There are many different types of braking systems for bicycles and I doubt I will ever get the time to go into all of them but here are a few quick tips.
Cables should be of high quality (stainless) and housing should be in good condition with no burrs, cracks etc if you want them to resist corrosion and minimize stiction. Grinding down the cut ends and using high quality reinforced ferrules can reduce flex in the system.
For mechanical (cable activated) disc brakes, first make sure that axle is adjusted and that it is fully seated in the dropouts (place the bike on ground to check). Next, with cable slack, try setting the brake up loosely on the mount. Screw in the fixed pad so that it is effectively off center (disc is closer to moving pad). Tighten up the cable and, with the mounting bolts just loose enough so the brake can freely move, alternately tighten down the caliper bolts very gradually. Look for caliper movement caused by the bolt’s washers. You may lightly lube the flats, try to remove any indentations caused by previous mountings or use different washers if need be. Just looking to see if and how the caliper shifts as it is tightened down can aid in getting it straight. Ideally you will want it set up with the disc off center and toward the moving pad allowing for more time in between caliper/ pad adjustments. The pads will have to be adjusted but the moving pad will not push into the caliper itself as quickly.
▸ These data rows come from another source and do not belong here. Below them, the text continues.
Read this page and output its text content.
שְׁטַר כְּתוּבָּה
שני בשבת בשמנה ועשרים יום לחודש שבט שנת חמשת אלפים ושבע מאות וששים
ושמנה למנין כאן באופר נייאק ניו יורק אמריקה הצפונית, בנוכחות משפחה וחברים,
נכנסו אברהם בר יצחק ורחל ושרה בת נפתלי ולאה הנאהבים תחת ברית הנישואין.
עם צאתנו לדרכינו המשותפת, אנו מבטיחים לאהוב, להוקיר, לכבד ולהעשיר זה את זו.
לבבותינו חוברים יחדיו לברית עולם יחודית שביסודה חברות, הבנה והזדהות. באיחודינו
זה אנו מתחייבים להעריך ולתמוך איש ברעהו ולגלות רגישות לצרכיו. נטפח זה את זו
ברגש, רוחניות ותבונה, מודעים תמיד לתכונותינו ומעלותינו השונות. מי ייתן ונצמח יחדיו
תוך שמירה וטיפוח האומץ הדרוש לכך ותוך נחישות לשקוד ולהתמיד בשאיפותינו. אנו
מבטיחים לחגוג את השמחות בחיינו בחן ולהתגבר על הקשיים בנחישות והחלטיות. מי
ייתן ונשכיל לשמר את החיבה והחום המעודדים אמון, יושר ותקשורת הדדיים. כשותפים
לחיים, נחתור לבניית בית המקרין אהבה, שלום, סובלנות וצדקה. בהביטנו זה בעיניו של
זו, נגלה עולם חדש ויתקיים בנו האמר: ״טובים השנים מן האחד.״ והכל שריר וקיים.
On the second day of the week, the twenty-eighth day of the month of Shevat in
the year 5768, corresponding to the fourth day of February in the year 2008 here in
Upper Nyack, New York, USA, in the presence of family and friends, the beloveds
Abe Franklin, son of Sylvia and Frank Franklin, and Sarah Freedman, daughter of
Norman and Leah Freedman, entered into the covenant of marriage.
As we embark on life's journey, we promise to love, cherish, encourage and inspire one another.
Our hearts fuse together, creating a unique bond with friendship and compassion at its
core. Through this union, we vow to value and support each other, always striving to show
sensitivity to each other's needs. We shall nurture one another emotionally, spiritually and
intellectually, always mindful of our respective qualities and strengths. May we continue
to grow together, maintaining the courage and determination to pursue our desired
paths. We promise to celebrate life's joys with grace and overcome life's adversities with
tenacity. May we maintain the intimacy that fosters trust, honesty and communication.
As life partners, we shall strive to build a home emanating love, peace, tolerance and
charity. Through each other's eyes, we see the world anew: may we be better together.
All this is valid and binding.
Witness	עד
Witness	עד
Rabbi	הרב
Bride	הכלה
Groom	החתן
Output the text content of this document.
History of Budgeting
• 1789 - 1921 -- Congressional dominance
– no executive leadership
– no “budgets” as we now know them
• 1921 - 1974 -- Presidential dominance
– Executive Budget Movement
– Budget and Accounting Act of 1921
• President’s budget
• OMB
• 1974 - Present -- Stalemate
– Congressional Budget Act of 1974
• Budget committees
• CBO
Getting a good adjustment may be difficult. Bending a slightly warped rotor or facing the brake mounts might help. Bending rotors which have a slight wobble is usually best done down by the spider. Grab the spider arm and bend it using a disc tool or devise your own. Bends are often just straight inward/ outward but twisting the “arm” a bit can some times help for bends in between arms. If you do have to attempt a bend using the braking surface itself (i.e. a “blip” in rotor)- try bending with two tools bending toward one another to avoid creating more damage. Or replace. For squeaks, sanding the rotor with emery cloth, cleaning with a dry, no-residue degreaser and removal of pad gloss with a light sanding can help (provided the pads have not been contaminated). Replace pads if necessary.
For a sticking “u” brake, knowing how the brake functions may mean the difference between fixing an otherwise perfectly good brake or having to special order a new one. The mounting bolt on many of these doubles as the spring fixing bolt. Smoothing down the belled out section of the post with emery cloth/ file and filing down the brass bushing of the brake slightly might just get them working like new.
Make sure they are tight and that the springs provide plenty of return snap (those cables are not going to be new forever). Using a screwdriver as a guide as well as prying device for stronger springs can help re-seat the spring. Remove the wheel and use a rag, tape or the like to avoid marring paint.
Tip: For less expensive brakes which may be just short of clearing the tire (perhaps a 700c wheel on a frame designed for 27″), try bending out the slotted pad mounting section of the caliper with a crescent wrench as this can often add the few critical mm sometimes required to fully clear the tire.
Toeing pads, riding with emery cloth between rim and pad, bending pads by hitting center section in vise or the like (forming a gentle “cup”) or even metalic grit from a grinder can all help.